E dunque la convocazione a mezzo di una semplice mail non fornisce le medesime garanzie di sicurezza, in ordine alla ricezione della comunicazione, che vengono fornite dagli altri mezzi indicati dal citato articolo 66 (posta raccomandata, posta elettronica certificata, fax o consegna a mano).

Né si prospetta una presunzione di conoscenza correlata al fatto che il messaggio sia giunto all’indirizzo del destinatario: ed infatti, a differenza del possessore di un indirizzo pec, il titolare di un indirizzo peo non ha alcun onere di consultare la posta elettronica in arrivo (sempre ammesso che giunga nella relativa “cartella” e non venga automaticamente spostata in altra a causa dell’operare di eventuali filtri antispam).

Non solo. Se l’amministratore trasmette il messaggio via pec ad un indirizzo email ordinario allora la convocazione non può ritenersi valida; solo se la trasmissione avviene da pec a pec il mittente riceverà le mail di accettazione dal suo gestore pec e l’email di consegna dal gestore pec del destinatario, derivando da tale procedura la certificazione e validità legale della trasmissione (Trib.
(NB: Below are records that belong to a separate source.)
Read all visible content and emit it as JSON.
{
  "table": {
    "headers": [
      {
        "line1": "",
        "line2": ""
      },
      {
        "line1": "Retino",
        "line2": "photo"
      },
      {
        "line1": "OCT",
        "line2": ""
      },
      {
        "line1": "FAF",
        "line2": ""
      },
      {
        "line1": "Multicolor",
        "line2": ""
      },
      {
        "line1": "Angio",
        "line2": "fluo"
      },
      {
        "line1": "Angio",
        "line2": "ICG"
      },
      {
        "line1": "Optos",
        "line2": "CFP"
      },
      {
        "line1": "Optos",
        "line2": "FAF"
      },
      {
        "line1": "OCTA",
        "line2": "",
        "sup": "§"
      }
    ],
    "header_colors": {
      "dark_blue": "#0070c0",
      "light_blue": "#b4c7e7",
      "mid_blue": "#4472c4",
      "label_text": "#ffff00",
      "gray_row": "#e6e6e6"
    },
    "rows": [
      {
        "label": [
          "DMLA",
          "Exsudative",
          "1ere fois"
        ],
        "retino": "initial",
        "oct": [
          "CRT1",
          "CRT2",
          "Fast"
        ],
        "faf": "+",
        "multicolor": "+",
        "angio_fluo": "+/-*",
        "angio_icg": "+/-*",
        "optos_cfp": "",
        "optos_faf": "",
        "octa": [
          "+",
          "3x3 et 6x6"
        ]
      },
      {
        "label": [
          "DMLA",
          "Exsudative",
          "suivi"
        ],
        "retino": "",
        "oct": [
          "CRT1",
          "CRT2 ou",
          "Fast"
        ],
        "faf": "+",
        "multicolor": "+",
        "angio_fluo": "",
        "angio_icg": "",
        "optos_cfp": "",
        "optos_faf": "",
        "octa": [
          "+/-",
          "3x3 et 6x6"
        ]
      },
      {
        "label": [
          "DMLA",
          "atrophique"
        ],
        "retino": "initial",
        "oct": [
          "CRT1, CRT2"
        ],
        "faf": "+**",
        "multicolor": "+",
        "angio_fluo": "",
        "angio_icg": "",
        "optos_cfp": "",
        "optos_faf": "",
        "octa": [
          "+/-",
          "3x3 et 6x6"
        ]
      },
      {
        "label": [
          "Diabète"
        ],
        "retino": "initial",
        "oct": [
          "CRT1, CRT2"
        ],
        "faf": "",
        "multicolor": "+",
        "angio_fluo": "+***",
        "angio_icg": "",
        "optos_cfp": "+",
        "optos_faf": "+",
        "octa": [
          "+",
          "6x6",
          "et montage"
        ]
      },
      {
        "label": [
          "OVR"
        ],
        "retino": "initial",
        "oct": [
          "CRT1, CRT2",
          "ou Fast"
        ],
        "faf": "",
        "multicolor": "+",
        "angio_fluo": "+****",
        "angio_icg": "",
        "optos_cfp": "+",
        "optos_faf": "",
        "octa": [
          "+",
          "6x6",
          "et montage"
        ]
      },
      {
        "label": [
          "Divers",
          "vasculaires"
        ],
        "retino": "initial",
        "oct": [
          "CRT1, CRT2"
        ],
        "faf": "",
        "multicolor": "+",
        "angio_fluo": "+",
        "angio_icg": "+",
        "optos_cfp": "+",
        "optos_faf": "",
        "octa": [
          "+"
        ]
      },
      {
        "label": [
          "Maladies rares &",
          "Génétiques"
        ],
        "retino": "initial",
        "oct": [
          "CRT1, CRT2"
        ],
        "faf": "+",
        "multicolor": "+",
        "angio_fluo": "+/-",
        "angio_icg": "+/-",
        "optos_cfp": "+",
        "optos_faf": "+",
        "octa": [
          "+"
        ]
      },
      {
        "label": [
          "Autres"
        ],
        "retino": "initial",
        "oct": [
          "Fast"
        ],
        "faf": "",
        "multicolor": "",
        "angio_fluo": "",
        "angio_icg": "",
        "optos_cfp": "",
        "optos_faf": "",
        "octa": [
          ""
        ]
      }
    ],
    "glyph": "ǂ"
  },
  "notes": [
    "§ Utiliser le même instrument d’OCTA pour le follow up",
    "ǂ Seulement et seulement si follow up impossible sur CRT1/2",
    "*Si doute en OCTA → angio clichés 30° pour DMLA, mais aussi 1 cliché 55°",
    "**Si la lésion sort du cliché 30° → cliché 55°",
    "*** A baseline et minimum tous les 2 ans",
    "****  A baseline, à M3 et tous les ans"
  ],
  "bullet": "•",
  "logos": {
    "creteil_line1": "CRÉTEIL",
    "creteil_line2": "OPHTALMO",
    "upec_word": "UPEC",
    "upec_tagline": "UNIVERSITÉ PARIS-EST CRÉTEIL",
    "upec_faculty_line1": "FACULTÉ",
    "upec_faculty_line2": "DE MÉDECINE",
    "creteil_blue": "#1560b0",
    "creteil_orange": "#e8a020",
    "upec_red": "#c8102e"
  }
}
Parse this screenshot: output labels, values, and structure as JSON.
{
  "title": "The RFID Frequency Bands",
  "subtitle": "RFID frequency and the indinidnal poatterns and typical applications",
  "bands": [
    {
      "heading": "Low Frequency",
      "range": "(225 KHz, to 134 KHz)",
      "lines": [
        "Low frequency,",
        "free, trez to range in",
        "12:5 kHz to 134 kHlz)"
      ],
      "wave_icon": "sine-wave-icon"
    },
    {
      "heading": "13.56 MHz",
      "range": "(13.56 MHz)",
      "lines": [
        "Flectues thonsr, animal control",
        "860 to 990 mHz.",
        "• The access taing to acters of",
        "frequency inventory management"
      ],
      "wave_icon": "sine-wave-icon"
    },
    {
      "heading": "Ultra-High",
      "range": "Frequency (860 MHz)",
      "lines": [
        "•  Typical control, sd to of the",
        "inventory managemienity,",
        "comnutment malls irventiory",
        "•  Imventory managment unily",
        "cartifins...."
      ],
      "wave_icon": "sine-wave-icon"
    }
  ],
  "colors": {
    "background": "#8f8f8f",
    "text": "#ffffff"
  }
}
Roma, 21 maggio 2018) così che l’avviso di convocazione è validamente effettuato (Trib. Tivoli, 5 aprile 2022; Trib. Genova, 23 ottobre 2014, n. 3350, in Archivio delle locazioni 2015, 4, 435; Trib. Massa, 16 giugno 2017).

Quando integra il reato di diffamazione
Ancora, si è osservato in giurisprudenza che in ipotesi di e-mail offensiva dell’onore e della reputazione, inviata a molteplici destinatari, tra cui la vittima, è integrato il reato di diffamazione.

In tal senso si è pronunciata la Cass. pen., sez. V 14 aprile 2023, n. 22631 che ha rilevato come l’invio di una mail dal contenuto offensivo ad una pluralità di destinatari integra il reato di diffamazione anche nell’eventualità che tra questi vi sia l’offeso, stante la non contestualità del recepimento del messaggio nelle caselle di posta elettronica di destinazione.

Al riguardo, è stato spiegato che è la nozione di “presenza” dell’offeso ad assurgere a criterio distintivo tra l’ingiuria e la diffamazione e tale concetto implica necessariamente la presenza fisica, in unità di tempo e di luogo, di offeso e spettatori ovvero una situazione ad essa sostanzialmente equiparabile realizzata con l’ausilio dei moderni sistemi tecnologici (call conference, audioconferenza o videoconferenza – Cass. pen., sez. V, 6 luglio 2018, n. 34484): criterio, questo, che vale anche in caso di presenza solo “virtuale” dell’offeso.

Dunque, se l’offesa viene profferita nel corso di una riunione “a distanza” (o “da remoto”), tra più persone contestualmente collegate, alla quale partecipa anche l’offeso, ricorrerà l’ipotesi della ingiuria commessa alla presenza di più persone (fatto depenalizzato); di contro, laddove vengano in rilievo comunicazioni (scritte o vocali), indirizzate all’offeso e ad altre persone non contestualmente “presenti” (in accezione estesa alla presenza “virtuale” o “da remoto”), ricorreranno i presupposti della diffamazione (Trib. Campobasso, 29 febbraio 2024, n. 116).